The women reported an average of 18 starch portions per day, which was well above the national recommendations. Seventy percent of energy in the diet came from carbohydrate. The mean BMI and waist circumference of total sample was 25.4 kgm-2 and 78.5 cm, respectively. Prevalence of overweight, obesity and centrally obesity among total sample was 38%, 34% and 45%, respectively. A significant positive correlation observed between high carbohydrate diet and waist circumference (r = 0.628, p < 0.0001). There was a significant negative correlation between energy expenditure from physical activity and waist circumference (r = -0.742, p < 0.0001). High carbohydrate diet and physical inactivity were significantly associated with central obesity (OR = 6.26, p = 0.001, 95% CI-2.11-18.57, OR = 3.32, p = 0.028, 95% CI-1.14-9.68).

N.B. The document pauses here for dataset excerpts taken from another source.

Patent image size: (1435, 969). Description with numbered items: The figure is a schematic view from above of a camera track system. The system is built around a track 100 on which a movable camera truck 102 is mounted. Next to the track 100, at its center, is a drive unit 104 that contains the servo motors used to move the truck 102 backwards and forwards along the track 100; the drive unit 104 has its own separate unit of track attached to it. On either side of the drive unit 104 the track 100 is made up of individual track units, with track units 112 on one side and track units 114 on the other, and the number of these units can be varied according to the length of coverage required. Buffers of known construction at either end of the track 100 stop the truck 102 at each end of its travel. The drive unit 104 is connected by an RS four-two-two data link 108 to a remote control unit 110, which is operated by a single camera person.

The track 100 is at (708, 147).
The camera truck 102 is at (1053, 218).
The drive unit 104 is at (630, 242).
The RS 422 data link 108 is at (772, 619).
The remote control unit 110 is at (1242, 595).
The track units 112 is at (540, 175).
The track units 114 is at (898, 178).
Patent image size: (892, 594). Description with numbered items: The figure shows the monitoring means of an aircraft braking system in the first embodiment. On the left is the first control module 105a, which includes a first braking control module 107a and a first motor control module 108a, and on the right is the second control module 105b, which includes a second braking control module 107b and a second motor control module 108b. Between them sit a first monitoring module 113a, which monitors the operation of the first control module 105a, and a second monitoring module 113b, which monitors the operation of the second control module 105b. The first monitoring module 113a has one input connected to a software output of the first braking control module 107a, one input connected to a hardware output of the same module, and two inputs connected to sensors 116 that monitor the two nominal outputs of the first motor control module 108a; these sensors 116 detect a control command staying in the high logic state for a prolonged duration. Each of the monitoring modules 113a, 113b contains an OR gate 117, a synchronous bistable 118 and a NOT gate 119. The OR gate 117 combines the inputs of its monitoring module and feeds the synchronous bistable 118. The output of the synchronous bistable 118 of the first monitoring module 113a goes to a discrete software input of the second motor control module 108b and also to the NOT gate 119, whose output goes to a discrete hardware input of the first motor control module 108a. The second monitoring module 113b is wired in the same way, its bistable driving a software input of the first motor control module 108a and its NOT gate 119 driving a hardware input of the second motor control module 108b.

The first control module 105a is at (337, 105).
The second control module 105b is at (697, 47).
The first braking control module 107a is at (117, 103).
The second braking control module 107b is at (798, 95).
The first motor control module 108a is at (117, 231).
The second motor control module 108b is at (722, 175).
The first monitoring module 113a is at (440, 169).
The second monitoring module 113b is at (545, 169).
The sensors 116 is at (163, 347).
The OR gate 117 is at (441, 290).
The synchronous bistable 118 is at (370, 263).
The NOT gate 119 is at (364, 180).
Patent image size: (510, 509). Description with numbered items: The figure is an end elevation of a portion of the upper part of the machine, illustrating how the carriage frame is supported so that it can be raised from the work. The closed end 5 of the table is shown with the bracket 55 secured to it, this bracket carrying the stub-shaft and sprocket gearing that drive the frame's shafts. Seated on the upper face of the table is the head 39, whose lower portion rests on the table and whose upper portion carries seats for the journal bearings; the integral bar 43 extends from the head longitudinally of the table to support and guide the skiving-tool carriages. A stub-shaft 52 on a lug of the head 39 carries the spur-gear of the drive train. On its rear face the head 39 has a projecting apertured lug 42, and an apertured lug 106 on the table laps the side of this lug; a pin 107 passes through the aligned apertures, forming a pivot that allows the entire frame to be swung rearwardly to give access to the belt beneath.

High carbohydrate diet and physical inactivity are possible explanations for the high prevalence of central obesity. There is an urgent need to implement effective specific public health interventions at household level to reverse this trend among the housewives in Sri Lanka.
由于饮食和生活方式的改变,包括斯里兰卡在内的发展中国家肥胖和超重的患病率正在迅速上升。本研究旨在评估高碳水化合物饮食、身体活动不足与斯里兰卡绝经前家庭主妇中心性肥胖之间的关联。
本研究为横断面研究。从代表斯里兰卡城乡地区的两个分区秘书处随机抽取100名年龄在20至45岁之间有家务的绝经前女性作为样本。收集了基本特征、人体测量、饮食评估和身体活动的数据。我们将中心性肥胖定义为腰围≥80厘米,这是世界卫生组织推荐的临界值。使用独立样本t检验比较均值。分别进行线性和二元逻辑回归分析,以找出中心性肥胖与碳水化合物提供的能量百分比和身体活动水平之间的关系及关联强度。
这些女性报告平均每天摄入18份淀粉类食物,远高于国家建议水平。饮食中70%的能量来自碳水化合物。总样本的平均体重指数和腰围分别为25.4千克/平方米和78.5厘米。总样本中超重、肥胖和中心性肥胖的患病率分别为38%、34%和45%。高碳水化合物饮食与腰围之间存在显著正相关(r = 0.628,p < 0.0001)。身体活动的能量消耗与腰围之间存在显著负相关(r = -0.742,p < 0.0001)。高碳水化合物饮食和身体活动不足与中心性肥胖显著相关(比值比 = 6.26,p = 0.001,95%置信区间 - 2.11 - 18.57,比值比 = 3.32,p = 0.028,95%置信区间 - 1.14 - 9.68)。
高碳水化合物饮食和身体活动不足可能是中心性肥胖患病率高的原因。迫切需要在家庭层面实施有效的具体公共卫生干预措施,以扭转斯里兰卡家庭主妇中的这一趋势。